Contains pork – recipe is for non-Muslims only
A light lunch or chunky winter starter, all cooked in one pan. Try it with sausages instead of black pudding if you prefer

  • Prep:20 mins
    Cook:20 mins
  • Serves 4
  • Easy

Nutrition per serving

  • kcal 422
  • fat 31g
  • saturates 6g
  • carbs 23g
  • sugars 15g
  • fibre 5g
  • protein 15g
  • salt 3.24g


  • 1 tsp sunflower oil
  • 200g or 8 rashers smoked bacon, cut into pieces
  • 600g red cabbage, shredded
  • butter, for frying
  • 4 large rounds of black pudding
  • 2 British eating apples, peeled, cored and cut into wedges
  • pinch caster sugar
  • small handful hazelnuts
  • 1 tbsp honey
  • 1 tbsp wholegrain mustard
  • 3 tbsp olive oil
  • 1 tbsp cider vinegar


  1. Make the dressing by whisking all the ingredients in a bowl, then set aside. Heat the oil a large frying pan and cook the bacon for 6-7 mins until crisp. Then add the cabbage to the pan and stir-fry in the bacon fat for 5 mins until the cabbage has just wilted. Tip into a bowl and toss with most of the dressing.

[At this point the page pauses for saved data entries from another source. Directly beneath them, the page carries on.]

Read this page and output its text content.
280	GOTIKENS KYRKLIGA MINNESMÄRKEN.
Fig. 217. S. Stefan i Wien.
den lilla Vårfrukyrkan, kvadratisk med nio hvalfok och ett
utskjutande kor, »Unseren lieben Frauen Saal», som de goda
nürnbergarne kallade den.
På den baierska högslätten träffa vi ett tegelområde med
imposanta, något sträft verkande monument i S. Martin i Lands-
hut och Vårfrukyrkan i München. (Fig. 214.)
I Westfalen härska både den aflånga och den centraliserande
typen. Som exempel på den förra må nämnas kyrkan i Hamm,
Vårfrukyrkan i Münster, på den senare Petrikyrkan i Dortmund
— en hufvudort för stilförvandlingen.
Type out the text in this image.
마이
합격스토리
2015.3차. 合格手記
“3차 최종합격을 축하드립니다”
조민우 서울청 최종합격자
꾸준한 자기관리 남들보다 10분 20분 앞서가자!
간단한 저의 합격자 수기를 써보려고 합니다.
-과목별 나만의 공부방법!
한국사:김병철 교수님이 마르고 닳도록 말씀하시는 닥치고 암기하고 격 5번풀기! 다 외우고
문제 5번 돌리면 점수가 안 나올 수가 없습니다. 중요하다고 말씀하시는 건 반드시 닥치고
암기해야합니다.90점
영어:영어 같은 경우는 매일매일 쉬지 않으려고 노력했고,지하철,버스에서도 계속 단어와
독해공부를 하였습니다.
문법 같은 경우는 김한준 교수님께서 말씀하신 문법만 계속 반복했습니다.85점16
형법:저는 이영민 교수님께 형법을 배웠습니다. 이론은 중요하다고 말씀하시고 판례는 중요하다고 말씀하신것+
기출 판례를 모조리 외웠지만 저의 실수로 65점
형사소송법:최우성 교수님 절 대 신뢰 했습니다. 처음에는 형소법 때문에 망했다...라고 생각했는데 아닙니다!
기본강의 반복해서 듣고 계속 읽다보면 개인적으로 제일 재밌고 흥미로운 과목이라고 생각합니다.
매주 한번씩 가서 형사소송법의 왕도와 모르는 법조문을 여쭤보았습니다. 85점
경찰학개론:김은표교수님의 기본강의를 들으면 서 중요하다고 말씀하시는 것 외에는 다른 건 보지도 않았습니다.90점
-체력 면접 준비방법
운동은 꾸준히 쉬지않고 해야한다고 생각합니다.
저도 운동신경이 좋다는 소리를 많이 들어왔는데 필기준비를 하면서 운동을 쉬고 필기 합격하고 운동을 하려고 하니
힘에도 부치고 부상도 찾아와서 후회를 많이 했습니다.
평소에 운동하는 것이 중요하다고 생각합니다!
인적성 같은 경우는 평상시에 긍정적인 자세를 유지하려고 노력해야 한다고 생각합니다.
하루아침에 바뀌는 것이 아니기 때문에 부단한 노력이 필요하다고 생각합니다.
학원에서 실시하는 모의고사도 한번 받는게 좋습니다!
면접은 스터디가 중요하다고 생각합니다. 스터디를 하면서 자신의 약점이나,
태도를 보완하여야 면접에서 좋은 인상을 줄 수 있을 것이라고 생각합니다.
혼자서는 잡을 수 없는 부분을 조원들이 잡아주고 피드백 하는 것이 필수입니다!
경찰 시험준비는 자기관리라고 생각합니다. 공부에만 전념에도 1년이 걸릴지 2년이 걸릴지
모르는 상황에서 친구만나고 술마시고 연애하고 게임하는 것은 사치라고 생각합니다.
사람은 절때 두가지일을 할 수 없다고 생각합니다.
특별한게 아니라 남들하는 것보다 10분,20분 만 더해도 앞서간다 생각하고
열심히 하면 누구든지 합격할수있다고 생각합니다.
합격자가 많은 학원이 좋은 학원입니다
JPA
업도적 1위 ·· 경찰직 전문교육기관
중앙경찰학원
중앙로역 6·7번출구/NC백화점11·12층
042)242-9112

  2. Heat a knob of butter in the same frying pan and cook the black pudding for 3 mins on each side, then set aside and keep warm. Turn up the heat and fry the apples in a knob of butter and a pinch of sugar until caramelised around the edges. Spoon some cabbage in the middle of each plate and surround with apple wedges. Top with black pudding and scatter with hazelnuts.